«Bonjour la France, Boualem revient. On va gagner!», a déclaré l’écrivain au lendemain de sa libération des geôles algériennes, lors d’un entretien avec Kamel Daoud pour Le Point.
Enfin libre. L’écrivain franco-algérien Boualem Sansal, libéré mercredi des geôles algériennes après un an de prison pour «atteinte à l’unité nationale», s’est confié pour la première fois depuis son arrivée à Berlin, où il a été pris en charge à l’hôpital. Ses paroles, rares, ont été retranscrites ce jeudi dans les colonnes du Point par l’écrivain Kamel Daoud, avec qui il s’est entretenu par téléphone.

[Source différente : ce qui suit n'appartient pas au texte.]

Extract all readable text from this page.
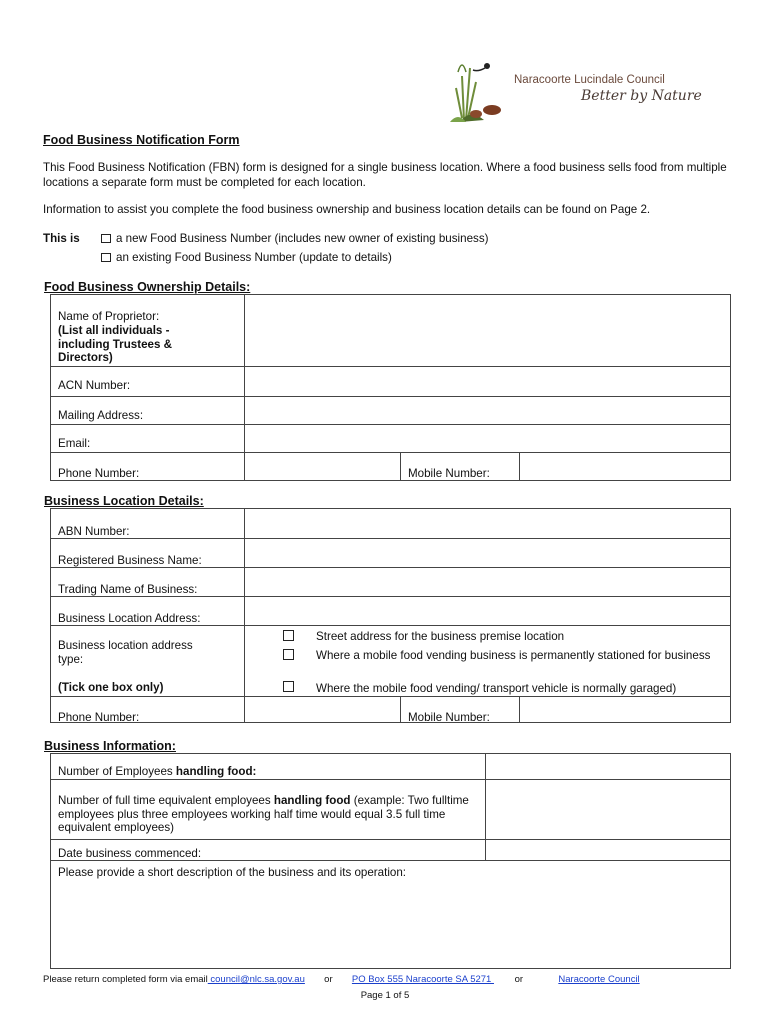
Naracoorte Lucindale Council
Better by Nature
Food Business Notification Form
This Food Business Notification (FBN) form is designed for a single business location. Where a food business sells food from multiple locations a separate form must be completed for each location.
Information to assist you complete the food business ownership and business location details can be found on Page 2.
This is	a new Food Business Number (includes new owner of existing business)
an existing Food Business Number (update to details)
Food Business Ownership Details:
Name of Proprietor:
(List all individuals - including Trustees & Directors)
ACN Number:
Mailing Address:
Email:
Phone Number:	Mobile Number:
Business Location Details:
ABN Number:
Registered Business Name:
Trading Name of Business:
Business Location Address:
Business location address type:
(Tick one box only)
Street address for the business premise location
Where a mobile food vending business is permanently stationed for business
Where the mobile food vending/ transport vehicle is normally garaged)
Phone Number:	Mobile Number:
Business Information:
Number of Employees handling food:
Number of full time equivalent employees handling food (example: Two fulltime employees plus three employees working half time would equal 3.5 full time equivalent employees)
Date business commenced:
Please provide a short description of the business and its operation:
Please return completed form via email council@nlc.sa.gov.au or  PO Box 555 Naracoorte SA 5271  or	Naracoorte Council
Page 1 of 5
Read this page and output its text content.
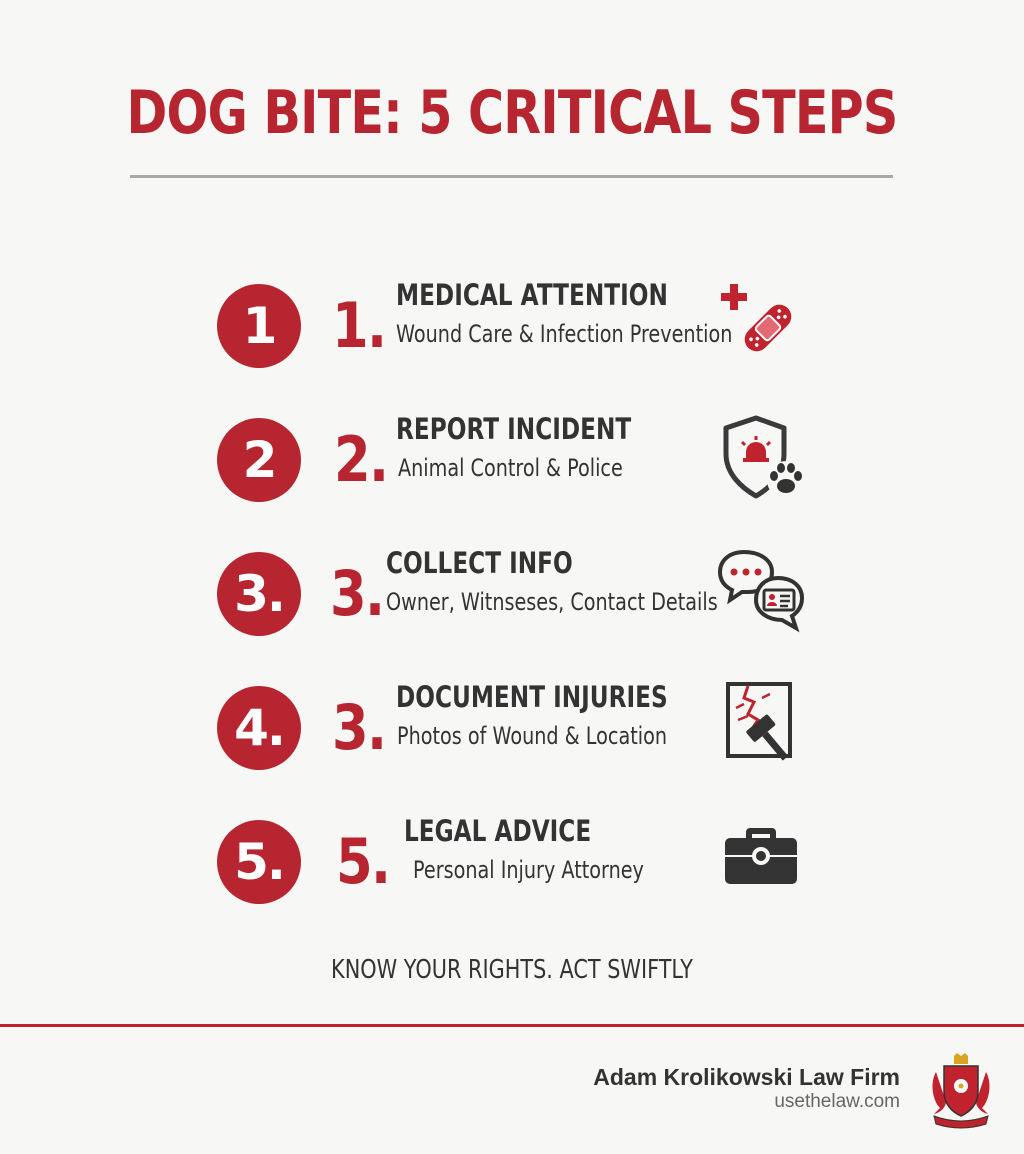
DOG BITE: 5 CRITICAL STEPS
1 1. MEDICAL ATTENTION
Wound Care & Infection Prevention
2 2. REPORT INCIDENT
Animal Control & Police
3. 3. COLLECT INFO
Owner, Witnseses, Contact Details
4. 3. DOCUMENT INJURIES
Photos of Wound & Location
5. 5. LEGAL ADVICE
Personal Injury Attorney
KNOW YOUR RIGHTS. ACT SWIFTLY
Adam Krolikowski Law Firm
usethelaw.com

Je vais «plutôt bien, je suis costaud. Je ne vais pas être détruit par une petite année de prison», s’est-il d’abord confié. L’auteur du Serment des barbares (Gallimard, 1999) et de 2084 : la fin du monde (Gallimard, 2015) devrait «être à Paris» vendredi ou samedi, selon lui.

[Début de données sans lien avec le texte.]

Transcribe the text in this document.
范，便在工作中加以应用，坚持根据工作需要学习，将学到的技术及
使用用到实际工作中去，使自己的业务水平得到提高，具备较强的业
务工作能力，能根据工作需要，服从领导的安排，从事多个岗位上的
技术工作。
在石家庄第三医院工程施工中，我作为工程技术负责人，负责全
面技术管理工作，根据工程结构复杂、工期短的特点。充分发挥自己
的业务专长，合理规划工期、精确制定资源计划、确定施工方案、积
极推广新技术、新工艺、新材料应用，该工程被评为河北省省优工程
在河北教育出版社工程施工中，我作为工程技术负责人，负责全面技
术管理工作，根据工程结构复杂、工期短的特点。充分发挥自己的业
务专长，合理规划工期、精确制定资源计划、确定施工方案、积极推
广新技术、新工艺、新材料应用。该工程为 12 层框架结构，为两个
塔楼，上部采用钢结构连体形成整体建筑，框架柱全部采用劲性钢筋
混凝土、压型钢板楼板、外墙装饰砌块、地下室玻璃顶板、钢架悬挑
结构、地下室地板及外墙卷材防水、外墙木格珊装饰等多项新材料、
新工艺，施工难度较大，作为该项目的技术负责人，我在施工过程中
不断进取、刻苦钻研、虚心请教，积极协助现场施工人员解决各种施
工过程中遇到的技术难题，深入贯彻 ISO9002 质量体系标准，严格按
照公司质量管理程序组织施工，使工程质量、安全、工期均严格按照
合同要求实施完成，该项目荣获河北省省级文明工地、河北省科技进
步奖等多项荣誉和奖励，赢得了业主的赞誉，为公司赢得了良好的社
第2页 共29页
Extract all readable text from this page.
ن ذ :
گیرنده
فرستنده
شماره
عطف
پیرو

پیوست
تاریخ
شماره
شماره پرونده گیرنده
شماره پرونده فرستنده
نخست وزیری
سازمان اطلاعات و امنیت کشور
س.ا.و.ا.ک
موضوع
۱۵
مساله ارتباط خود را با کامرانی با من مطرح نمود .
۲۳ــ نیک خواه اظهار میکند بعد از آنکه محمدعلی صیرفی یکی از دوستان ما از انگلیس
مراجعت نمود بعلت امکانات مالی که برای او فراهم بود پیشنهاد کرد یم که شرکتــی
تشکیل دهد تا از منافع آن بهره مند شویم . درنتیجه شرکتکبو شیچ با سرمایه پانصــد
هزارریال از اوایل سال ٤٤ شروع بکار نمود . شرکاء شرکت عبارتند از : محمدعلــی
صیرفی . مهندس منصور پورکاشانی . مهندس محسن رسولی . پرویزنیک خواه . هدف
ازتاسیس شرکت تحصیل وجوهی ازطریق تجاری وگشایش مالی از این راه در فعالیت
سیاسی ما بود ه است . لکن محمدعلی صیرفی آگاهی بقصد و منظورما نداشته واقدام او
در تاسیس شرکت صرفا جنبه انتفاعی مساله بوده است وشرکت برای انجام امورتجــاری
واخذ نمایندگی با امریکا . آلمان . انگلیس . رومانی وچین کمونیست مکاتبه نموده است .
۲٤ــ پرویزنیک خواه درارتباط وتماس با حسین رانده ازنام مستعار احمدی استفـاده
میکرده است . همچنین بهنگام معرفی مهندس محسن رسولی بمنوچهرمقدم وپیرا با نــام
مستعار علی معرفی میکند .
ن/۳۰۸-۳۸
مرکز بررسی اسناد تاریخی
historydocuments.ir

Interrogé par Kamel Daoud sur ses conditions de détention, Boualem Sansal a indiqué n’avoir «pas» eu «de moyen de communication. Quand tu es là-bas (en Algérie), on te prend ta carte, tes papiers, ton téléphone». «Tu as eu l’occasion ou la liberté de lire ou pas?», lui demande Kamel Daoud. «Lire? C’est interdit. Des livres de religion ou en arabe. C’est ce qu’il y a (en prison). Mais il y a un trafic de livres en cachette, tu les paies avec des cigarettes ou avec des gâteaux. Avec ça tu peux en avoir».
«Bonjour la France, Boualem revient. On va gagner!»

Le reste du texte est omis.